Debbie Epstein Henry, a legal consultant and co-founder of Bliss Lawyers, finds the Friday rotational schedule implemented by Benenati intriguing. For years, Henry has argued that attorneys should be more open to "job shares"—a work scheme standard among doctors as well as in-house, not-for-profit and government attorneys.
Employing a job share schedule in which two attorneys are up-to-speed on the same matters and fill in for each other allows attorneys to enjoy their vacation or parental leave without guilt and the need to constantly check phones and emails—a much-maligned aspect of the job that Henry refers to as the inability to go "off call."
"Attorneys used to go to the ends of the earth where they couldn't get cell-service to finally be able to unplug," Henry said. "Cell service is too good now, and there needs to be an effective mechanism to allow attorneys to be off call."
Henry said job-sharing arrangements are even easier at big law firms, as such firms already staff multiple attorneys on matters. Under job sharing, two mid-level associates would be assigned to the same big case and both would be tasked with consuming and memorizing the relevant facts and case law. They would both be copied on all the emails and they would attend the same meetings.
When one of the associates needs to go on vacation, having the other fill in allows the attorney to enjoy the time away and take time off guilt-free, as both attorneys are already caught up on the case. This idea, Henry believes, can be applied to almost any employment situation.
Naysayers are likely to insist that the practice of law is unique and these work arrangements cannot work the way they do in other businesses.

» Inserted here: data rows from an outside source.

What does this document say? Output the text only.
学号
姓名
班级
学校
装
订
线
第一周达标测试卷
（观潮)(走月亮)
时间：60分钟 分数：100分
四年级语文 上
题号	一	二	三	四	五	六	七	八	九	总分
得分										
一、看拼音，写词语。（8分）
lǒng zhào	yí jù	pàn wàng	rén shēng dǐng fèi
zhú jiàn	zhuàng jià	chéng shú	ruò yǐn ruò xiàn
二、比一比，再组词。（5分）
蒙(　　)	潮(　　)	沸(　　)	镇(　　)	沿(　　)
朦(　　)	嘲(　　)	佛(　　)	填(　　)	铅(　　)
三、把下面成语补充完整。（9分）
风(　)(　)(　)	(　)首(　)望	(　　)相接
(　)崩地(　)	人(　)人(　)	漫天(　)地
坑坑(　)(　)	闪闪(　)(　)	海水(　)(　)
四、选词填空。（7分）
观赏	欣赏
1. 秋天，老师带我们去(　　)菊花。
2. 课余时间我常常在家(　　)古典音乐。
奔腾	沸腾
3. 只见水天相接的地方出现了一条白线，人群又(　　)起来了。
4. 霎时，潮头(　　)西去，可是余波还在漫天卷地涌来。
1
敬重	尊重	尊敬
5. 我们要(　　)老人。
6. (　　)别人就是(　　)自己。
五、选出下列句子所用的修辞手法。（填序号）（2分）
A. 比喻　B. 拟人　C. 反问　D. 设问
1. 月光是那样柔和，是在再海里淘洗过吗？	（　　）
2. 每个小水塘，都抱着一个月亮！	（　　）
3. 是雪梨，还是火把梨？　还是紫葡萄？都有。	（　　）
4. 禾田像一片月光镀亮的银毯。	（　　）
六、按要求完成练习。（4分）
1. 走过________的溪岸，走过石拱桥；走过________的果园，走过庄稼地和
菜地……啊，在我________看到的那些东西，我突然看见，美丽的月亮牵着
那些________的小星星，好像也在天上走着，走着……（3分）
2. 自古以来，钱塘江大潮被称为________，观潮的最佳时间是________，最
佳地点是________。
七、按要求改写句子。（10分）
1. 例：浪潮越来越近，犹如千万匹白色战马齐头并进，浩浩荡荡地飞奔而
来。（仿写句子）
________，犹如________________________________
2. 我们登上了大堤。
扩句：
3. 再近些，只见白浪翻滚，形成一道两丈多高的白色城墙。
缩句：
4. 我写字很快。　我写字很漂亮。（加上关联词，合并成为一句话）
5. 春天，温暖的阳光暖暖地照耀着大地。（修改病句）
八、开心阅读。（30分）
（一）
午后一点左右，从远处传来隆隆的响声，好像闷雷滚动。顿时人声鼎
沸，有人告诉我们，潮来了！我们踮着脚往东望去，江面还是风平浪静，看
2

But Henry doesn't buy that argument.
"If it works for matters of life and death, as with doctors and nurses, why wouldn't it work for attorneys?" she said.
But, again, nobody has illusions of widespread adoption of a four-day week in the legal profession, regardless of its merits.
"Law firms aren't going to be trailblazers," said Nathan Peart, a consultant at Major, Lindsey & Africa. "Look at how long diversity is taking, even though there's client backing for it."
Peart said flexible scheduling is a great thing for lawyers, but he says that flexibility should lie with the individual, not the firm. He also noted that Microsoft Japan's policy relied heavily on better technology and efficiency practices that can be adopted by firms without going to a four-day week—keeping meetings to less than 30 minutes, for example.
"Maybe not everybody would want Friday off. Maybe Wednesday or Monday would be better for some," Peart said. "Investing more in technology and group cooperation and policies could achieve the same results."